Pertemuan dua pemimpin rival Barat, Xi Jinping-Vladimir Putin, tak hanya dimaknai dalam perspektif kepentingan masing-masing. Ada penegasan wajah dunia multipolar.
Oleh
Redaksi
·2 menit baca
Pekan ini, untuk pertama kali dalam lebih dari dua tahun atau sejak pandemi Covid-19 melanda dunia, Presiden China Xi Jinping mengadakan lawatan luar negeri. Negara pertama yang dikunjungi adalah Kazakhstan, Rabu (14/9/2022). Namun, perhatian dunia terfokus pada lawatannya ke negara Asia tengah lain, Uzbekistan, selama dua hari, mulai Kamis (15/9/2022). Dua peristiwa itu menjadi sorotan, yakni Konferensi Tingkat Tinggi Organisasi Kerja Sama Shanghai (SCO) dan pertemuannya dengan Presiden Rusia Vladimir Putin.
Keputusan Xi memilih dua negara itu sebagai tujuan awal lawatan luar negeri, setelah pandemi, memperlihatkan pentingnya Asia Tengah bagi China. Negara di Asia Tengah itu tak hanya melimpah dengan sumber daya alam, seperti gas, minyak, dan mineral, tetapi juga posisinya strategis bagi China. Sebagian dari negara itu berbatasan langsung dengan China. Hubungan erat dengan mereka penting guna menangani berbagai isu, termasuk keamanan lintas perbatasan dan suplai ekonomi.
Tak mengherankan, ketika mengumumkan Prakarsa Sabuk dan Jalan (Belt and Road Initiative/BRI)—dulu One Belt One Road (OBOR)—tahun 2013, Xi memilih Kazakhstan sebagai tempatnya, yang lalu diumumkan lagi di Indonesia. Setelah hampir 10 tahun prakarsa itu berjalan, April lalu di Forum Boao, Xi mengumumkan prakarsa lain di bidang keamanan, Prakarsa Keamanan Global (Global Security Initiative/GSI).
Posisi SCO sebagai organisasi kawasan belum terlalu diperhitungkan, terutama oleh Barat. Perhatian dunia lebih terfokus pada pertemuan bilateral antara Xi dan Putin. Sebagian pengamat memaknai pertemuan itu dari perspektif kepentingan masing-masing.
Bagi Xi, lawatan dan pertemuan itu jadi ajang unjuk kredensialnya selaku pemimpin global. Ini penting baginya menjelang kongres Partai Komunis China (PKC), saat ia berharap bisa mengokohkan posisi sebagai pemimpin terkuat China setelah Mao Zedong, Oktober 2022. Bagi Putin, pertemuan itu tak kalah penting guna memperlihatkan Rusia tidak terisolasi pascainvasi ke Ukraina.

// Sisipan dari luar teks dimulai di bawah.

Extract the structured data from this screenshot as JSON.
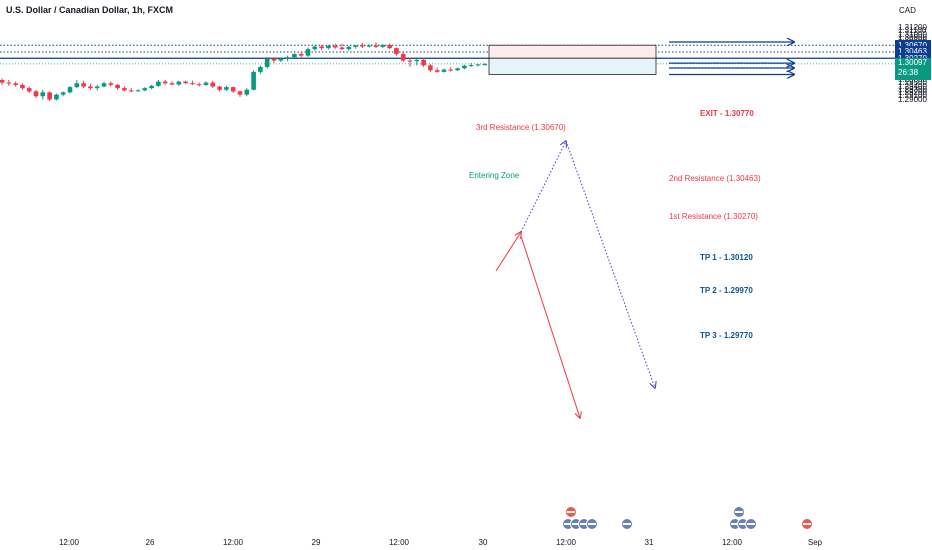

Namun, lebih dari itu, menguatnya kemitraan Xi-Putin juga mempertegas wajah dan tata dunia kini multipolar. Era setelah pasca-Perang Dingin, dengan Amerika Serikat (AS) sebagai kekuatan dominan dalam tata unipolar, sudah berakhir. Xi-Putin disatukan oleh pandangan: hegemoni AS mengalami dekadensi. Dalam pertemuan itu, Xi lugas menyatakan tekad China bergandengan tangan dengan Rusia menjalankan peran kekuatan besar ”menyuntikkan stabilitas dan energi positif” dunia.
Hadirnya kutub kekuatan dunia, selain AS, tak bisa dihindari. Seperti ditulis Dani Rodrik dan Stephen M Walt dari Harvard Kennedy School dalam jurnal Foreign Affairs (September/Oktober 2022), pendekatan berorientasi Barat kini tak lagi memadai untuk menangani banyak kekuatan yang mengatur hubungan internasional.
Tata dunia masa depan perlu mengakomodasi kekuatan non-Barat dan menoleransi keberagaman yang lebih besar dalam pengaturan dan praktik kelembagaan nasional.